C’est un jeune homme, plus âgé que toi. Il te fixe longuement, retire sa capuche pour te laisser analyser son visage, qui te semble d’ailleurs bien trop beau pour être vrai. Ses cheveux noirs-violine te rappellent étrangement ceux de Merui. Il te tend d’ailleurs une photo de celle-ci, et te demande si tu la connais. Abasourdie, tu approuves.
- Merui ? Bien sur que je la connais.
Alors qu’il cherche à en savoir plus, tu lui apprends tout ce que tu sais sur elle et découvre avec stupeur qu’il s’agit de Minato, le frère dont elle t’a parlé. Et qu’il cherche des informations sur sa sœur que tu sembles être la seule à détenir compte tenu de l’asociabilité totale de la demoiselle. Alors tu prends la décision de lâcher ton boulot, pour l’aider dans ses recherches. Te voilà donc informatrice à ton tour, autoproclamée binôme du garçon âgé de trois ans de plus que toi.
Acte IV
Un mois déjà que tu suis Minato partout où il va pour apprendre les ficelles du métier d’informatrice. Bien qu’il n’était pas tellement pour au début, il a finit par t’accepter, pour ta plus grands joie. Tu l’apprécies beaucoup, et le fait qu’il ne te juge pas sur le fait que tu sois Enfant des Cieux et lui Réprouvé t’enchante. Vous êtes en mission d’infiltration ce jour là. Alors que vous espionnez des Erudits avec la plus grande discrétion du monde, tu entends soudain des coups de feu. Paniquée, tu te retournes et remarque des tireurs, dans la rue d’en face.

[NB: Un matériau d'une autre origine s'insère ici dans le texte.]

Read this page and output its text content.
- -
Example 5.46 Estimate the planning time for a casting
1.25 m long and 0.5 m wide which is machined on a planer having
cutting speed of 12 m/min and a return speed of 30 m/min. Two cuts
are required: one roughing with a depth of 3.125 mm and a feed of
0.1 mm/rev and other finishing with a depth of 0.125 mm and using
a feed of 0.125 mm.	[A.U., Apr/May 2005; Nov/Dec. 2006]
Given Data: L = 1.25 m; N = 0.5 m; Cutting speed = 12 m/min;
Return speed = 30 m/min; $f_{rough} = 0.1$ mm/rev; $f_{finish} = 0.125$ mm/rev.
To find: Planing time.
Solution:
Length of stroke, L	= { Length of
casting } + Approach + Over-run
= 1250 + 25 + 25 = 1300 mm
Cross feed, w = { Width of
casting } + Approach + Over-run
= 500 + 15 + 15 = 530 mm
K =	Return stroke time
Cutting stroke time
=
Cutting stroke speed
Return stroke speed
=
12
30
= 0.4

- Minato, on est repérés !
Il plaque sa main sur ta bouche et t’entraine plus loin. Tu cours. Tes jambes ne te suivent pas, mais tu cours, jusqu’à être hors d’haleine, tout en tachant de ne pas le perdre des yeux. Mais une vive douleur te travers la jambe, et tu chute en criant. Il s’arrête et se retourne. Le tireur qui a eu ton mollet arrive à toute allure et s’apprête à te finir.
Mais Minato lui règle son compte, puis te soulève dans ses bras pour t’emmener à l’hôpital le plus proche afin de te faire soigner. Il t’a sauvée. Tu ne saurais exprimer combien tu es heureuse dans ses bras, combien tu voudrais ne jamais les quitter. A ce moment, tu te promets qu’un jour, ce sera toi qui le sauvera. Il est devenu ton héros, l’homme de ta vie.
Epilogue
Depuis deux ans maintenant, tu es devenue une informatrice hors paire. En véritable ninja, tu te fonds dans la masse, récolte toutes les informations que tu veux avec un simple sourire. Tu t’es rapproché de ton binôme pour qu’il devienne au final, ton premier vrai ami. Seule tâche noire à ton tableau ; tu as développé envers lui des sentiments bien plus forts que ce qu’il devrait être, et son prénom commence doucement à se graver en lettres d’or sur ton petit cœur de jeune femme, et n’est pas près d’être effacé. Mais ça, c’est un secret que tu te dois de garder.